I'm interested in electric cars and a specific model I'm interested is not equipped with a heat pump.... but does have AC. The discussion across the internet usually cites cost as a reason they did not include the heat pump. Given that an air conditioner IS a heat pump, and in their simplest forms the only difference is valving to make the refrigerant run in reverse, I assume that in practice there is something more complicated involved.

In practice, what are the differences between a "bi-directional" heat pump and a "uni-directional" AC/heat pump that would contribute to cost differences? I'm interesting in both specifics relating to vehicles, but also anything that might apply generally.

Sorry if this question is too engineery for this site?

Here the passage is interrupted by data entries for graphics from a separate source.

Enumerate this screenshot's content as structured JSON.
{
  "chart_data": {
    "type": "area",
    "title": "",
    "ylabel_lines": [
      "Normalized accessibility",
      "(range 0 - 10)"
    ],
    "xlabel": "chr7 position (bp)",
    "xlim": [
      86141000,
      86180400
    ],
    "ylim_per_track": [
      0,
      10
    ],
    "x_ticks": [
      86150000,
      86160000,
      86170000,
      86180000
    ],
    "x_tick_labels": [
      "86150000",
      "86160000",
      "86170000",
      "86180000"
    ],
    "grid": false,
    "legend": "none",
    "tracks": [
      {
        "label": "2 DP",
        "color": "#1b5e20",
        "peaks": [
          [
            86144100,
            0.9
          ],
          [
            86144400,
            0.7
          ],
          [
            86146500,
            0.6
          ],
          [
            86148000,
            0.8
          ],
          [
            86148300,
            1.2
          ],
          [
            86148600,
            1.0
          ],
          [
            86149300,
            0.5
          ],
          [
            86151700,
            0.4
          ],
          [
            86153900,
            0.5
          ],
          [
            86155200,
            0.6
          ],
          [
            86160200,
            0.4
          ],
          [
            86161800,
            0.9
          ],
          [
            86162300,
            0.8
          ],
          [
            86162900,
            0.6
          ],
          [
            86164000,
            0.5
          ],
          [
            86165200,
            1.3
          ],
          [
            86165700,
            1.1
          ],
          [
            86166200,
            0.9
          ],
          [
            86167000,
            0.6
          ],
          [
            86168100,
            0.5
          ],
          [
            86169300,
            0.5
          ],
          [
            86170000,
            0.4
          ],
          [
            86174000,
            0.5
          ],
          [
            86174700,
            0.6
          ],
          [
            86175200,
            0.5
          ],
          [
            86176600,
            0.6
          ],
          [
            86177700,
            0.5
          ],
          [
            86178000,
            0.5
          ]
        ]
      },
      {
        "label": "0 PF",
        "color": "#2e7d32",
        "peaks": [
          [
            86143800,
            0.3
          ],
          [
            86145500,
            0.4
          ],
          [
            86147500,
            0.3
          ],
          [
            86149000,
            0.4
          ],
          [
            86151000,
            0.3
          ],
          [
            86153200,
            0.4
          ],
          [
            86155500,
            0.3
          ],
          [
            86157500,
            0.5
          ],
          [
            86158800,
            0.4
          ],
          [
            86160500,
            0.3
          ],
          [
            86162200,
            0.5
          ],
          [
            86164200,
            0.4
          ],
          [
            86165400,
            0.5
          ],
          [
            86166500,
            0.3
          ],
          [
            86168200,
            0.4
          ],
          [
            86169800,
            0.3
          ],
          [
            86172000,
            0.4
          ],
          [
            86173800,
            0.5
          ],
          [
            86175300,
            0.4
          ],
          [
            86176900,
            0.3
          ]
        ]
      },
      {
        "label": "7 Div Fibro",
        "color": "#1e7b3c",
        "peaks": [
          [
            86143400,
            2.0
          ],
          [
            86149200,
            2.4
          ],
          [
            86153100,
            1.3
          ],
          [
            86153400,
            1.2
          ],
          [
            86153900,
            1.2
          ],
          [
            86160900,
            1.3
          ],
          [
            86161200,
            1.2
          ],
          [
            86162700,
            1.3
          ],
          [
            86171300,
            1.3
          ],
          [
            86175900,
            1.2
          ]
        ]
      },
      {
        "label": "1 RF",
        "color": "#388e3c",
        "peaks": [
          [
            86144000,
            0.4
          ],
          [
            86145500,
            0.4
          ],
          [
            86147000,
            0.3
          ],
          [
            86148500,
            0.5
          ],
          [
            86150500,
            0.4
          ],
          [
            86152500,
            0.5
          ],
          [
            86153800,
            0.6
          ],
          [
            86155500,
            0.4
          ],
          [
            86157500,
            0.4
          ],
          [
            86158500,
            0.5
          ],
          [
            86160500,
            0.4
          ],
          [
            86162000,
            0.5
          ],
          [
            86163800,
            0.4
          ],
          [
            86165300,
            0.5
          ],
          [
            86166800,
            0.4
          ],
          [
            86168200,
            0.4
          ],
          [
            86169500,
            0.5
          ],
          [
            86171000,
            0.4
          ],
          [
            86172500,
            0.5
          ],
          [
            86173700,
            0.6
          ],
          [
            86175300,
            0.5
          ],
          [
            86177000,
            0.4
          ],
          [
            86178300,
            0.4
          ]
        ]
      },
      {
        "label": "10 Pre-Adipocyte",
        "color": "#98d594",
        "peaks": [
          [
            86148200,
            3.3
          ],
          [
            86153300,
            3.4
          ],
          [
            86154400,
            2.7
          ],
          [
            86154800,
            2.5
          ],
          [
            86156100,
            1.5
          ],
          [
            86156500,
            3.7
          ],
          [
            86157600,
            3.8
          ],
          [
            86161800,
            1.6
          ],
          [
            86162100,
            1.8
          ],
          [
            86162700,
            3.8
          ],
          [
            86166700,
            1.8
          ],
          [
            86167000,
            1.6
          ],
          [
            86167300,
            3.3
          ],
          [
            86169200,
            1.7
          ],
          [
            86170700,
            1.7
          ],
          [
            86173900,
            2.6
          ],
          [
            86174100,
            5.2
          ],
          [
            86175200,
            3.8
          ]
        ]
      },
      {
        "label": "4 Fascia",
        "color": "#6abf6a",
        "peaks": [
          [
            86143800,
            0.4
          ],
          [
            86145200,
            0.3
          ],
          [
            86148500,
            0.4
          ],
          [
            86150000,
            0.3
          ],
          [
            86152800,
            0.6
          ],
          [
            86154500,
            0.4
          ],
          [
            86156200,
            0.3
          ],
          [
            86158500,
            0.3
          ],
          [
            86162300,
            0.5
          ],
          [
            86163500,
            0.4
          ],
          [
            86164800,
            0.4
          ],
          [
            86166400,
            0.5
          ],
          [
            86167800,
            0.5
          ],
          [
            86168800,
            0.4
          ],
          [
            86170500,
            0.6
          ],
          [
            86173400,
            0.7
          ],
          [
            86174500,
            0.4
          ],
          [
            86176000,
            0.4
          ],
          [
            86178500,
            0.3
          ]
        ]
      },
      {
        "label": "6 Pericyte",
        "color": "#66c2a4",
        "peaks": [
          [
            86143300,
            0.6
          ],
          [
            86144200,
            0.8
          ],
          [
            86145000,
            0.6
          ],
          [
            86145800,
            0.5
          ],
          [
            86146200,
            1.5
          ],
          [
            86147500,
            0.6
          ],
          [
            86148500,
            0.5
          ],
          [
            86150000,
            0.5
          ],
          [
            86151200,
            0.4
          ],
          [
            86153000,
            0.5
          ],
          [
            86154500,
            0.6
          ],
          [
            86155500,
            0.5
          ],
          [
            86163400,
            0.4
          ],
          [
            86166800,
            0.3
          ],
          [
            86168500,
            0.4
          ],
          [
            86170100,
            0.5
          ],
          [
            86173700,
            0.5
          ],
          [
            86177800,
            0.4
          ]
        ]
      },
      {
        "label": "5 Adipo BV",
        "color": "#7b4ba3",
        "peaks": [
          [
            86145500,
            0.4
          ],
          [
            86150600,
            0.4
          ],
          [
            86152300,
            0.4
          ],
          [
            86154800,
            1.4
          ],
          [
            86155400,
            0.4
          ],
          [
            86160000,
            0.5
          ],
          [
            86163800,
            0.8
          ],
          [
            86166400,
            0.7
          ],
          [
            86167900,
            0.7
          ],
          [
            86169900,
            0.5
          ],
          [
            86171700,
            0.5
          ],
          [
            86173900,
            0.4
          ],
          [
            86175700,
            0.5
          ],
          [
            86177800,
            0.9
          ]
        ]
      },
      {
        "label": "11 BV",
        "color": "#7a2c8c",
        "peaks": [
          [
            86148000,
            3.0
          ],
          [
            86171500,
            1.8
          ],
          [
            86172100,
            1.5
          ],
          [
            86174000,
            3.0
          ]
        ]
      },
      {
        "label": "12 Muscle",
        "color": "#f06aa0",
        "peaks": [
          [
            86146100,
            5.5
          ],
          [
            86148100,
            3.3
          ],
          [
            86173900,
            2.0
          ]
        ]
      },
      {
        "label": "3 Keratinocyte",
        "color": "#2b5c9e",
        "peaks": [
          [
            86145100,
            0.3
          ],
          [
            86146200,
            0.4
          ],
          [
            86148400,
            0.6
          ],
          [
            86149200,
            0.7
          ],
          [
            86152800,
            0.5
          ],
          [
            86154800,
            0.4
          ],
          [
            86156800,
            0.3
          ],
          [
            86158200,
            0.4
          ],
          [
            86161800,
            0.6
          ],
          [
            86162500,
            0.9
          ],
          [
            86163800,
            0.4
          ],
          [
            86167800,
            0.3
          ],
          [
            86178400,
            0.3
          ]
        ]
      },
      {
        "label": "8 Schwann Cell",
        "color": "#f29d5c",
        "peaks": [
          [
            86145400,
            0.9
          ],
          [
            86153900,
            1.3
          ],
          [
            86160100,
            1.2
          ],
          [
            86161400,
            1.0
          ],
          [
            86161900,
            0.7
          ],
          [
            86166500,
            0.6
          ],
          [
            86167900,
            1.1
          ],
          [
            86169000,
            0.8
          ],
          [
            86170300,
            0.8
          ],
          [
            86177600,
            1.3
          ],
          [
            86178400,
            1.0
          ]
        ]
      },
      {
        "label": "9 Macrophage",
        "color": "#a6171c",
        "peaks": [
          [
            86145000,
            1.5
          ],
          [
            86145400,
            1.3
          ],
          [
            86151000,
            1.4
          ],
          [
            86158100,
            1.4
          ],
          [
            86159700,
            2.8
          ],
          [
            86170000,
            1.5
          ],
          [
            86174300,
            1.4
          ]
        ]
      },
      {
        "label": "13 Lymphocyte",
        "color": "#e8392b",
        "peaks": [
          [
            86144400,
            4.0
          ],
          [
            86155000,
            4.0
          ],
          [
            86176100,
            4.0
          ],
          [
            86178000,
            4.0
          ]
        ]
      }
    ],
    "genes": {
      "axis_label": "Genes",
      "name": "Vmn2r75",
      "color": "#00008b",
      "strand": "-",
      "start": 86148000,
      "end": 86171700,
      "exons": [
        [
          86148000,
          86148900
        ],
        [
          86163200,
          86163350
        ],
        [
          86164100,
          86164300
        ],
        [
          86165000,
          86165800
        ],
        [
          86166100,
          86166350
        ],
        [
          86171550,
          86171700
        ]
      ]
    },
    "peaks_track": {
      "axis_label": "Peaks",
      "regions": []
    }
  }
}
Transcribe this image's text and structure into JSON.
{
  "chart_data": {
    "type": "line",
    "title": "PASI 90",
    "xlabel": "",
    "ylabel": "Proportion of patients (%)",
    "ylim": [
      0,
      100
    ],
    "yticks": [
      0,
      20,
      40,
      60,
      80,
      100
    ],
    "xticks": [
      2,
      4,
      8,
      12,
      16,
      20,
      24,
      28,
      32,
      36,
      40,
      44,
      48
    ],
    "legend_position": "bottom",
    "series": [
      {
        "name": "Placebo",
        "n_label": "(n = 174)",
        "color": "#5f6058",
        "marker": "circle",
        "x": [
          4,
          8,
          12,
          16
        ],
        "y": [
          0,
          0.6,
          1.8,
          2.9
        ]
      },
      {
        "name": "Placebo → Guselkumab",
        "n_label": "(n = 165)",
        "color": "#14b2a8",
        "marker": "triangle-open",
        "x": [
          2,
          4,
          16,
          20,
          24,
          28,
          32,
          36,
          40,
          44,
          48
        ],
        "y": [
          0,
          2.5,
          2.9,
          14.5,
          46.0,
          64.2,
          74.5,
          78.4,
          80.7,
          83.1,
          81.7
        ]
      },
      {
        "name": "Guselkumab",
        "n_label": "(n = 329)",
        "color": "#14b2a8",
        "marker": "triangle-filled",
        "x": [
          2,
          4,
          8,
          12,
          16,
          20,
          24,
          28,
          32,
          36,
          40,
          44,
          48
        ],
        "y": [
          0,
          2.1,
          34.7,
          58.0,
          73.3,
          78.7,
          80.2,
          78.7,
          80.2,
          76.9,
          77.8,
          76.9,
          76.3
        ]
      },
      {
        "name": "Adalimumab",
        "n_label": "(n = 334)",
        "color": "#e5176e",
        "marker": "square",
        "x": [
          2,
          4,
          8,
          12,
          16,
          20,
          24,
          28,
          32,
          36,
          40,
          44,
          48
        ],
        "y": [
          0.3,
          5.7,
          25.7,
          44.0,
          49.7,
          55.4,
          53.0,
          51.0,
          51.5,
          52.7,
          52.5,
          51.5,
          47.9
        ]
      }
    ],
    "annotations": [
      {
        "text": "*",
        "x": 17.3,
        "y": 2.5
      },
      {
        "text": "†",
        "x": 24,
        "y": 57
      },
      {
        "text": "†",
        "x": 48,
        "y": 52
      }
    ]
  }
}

  • Glancing at the DIY EV forums it seems that people are doing this, but until a major EV manufacturer puts together a product the short answer is "making just one costs too much". Viz, economies of scale overwhelm everything else. Vehicle heat pumps need to cope with a lot more vibration than stationary ones (and there are a bunch of other design considerations) that make it impractical to use stationary heat pumps in cars. I suspect that until EVs standardise somewhat it won't be worth a third party manufacturer designing on on spec.
    – Móż
    Commented Oct 21, 2021 at 0:41
  • 2
    One place you do see reverse cycle aircons is in campervans and housetrucks, not just DIY ones but the more expensive commercially made ones too. But those are large and power hungry, so not suitable for cars (also, you probably don't want 10kW of heat in your car).
    – Móż
    Commented Oct 21, 2021 at 0:43

2 Answers 2


This is slightly speculative, but I came across a sensible answer. In an electric car, the cooling system cools the cabin but also cools the battery. In some conditions, the passenger may request heat while the battery needs cooling. So to offer a bi-directional heat pump for the cabin, two systems become necessary, one for the cabin and one for the battery.

I saw the info about the shared cooling system in this walk through of the chevy bolt: https://youtu.be/5gDILvW5yMg?t=188

  • 1
    It's a good point, but a more complicated single system could pump heat from the battery/electronics into the cabin without the need for a second cooling loop and compressor
    – Chris H
    Commented Dec 21, 2021 at 14:05

Whilst a heat pump is more efficient than just using direct electric to thermal energy e.g. using electrically resistant wire, the tiny air volume of a car does not need much energy to heat it so it might be that over the life time of operating the vehicle you could save X cost from a more efficient heat pump but it actually would cost you, the consumer and the planet, more in terms of emissions, natural resources, manufacturing costs etc to use a heat pump to do it.

Maybe. I'd like to see some back of the envelope calculations though before I was confident in this answer.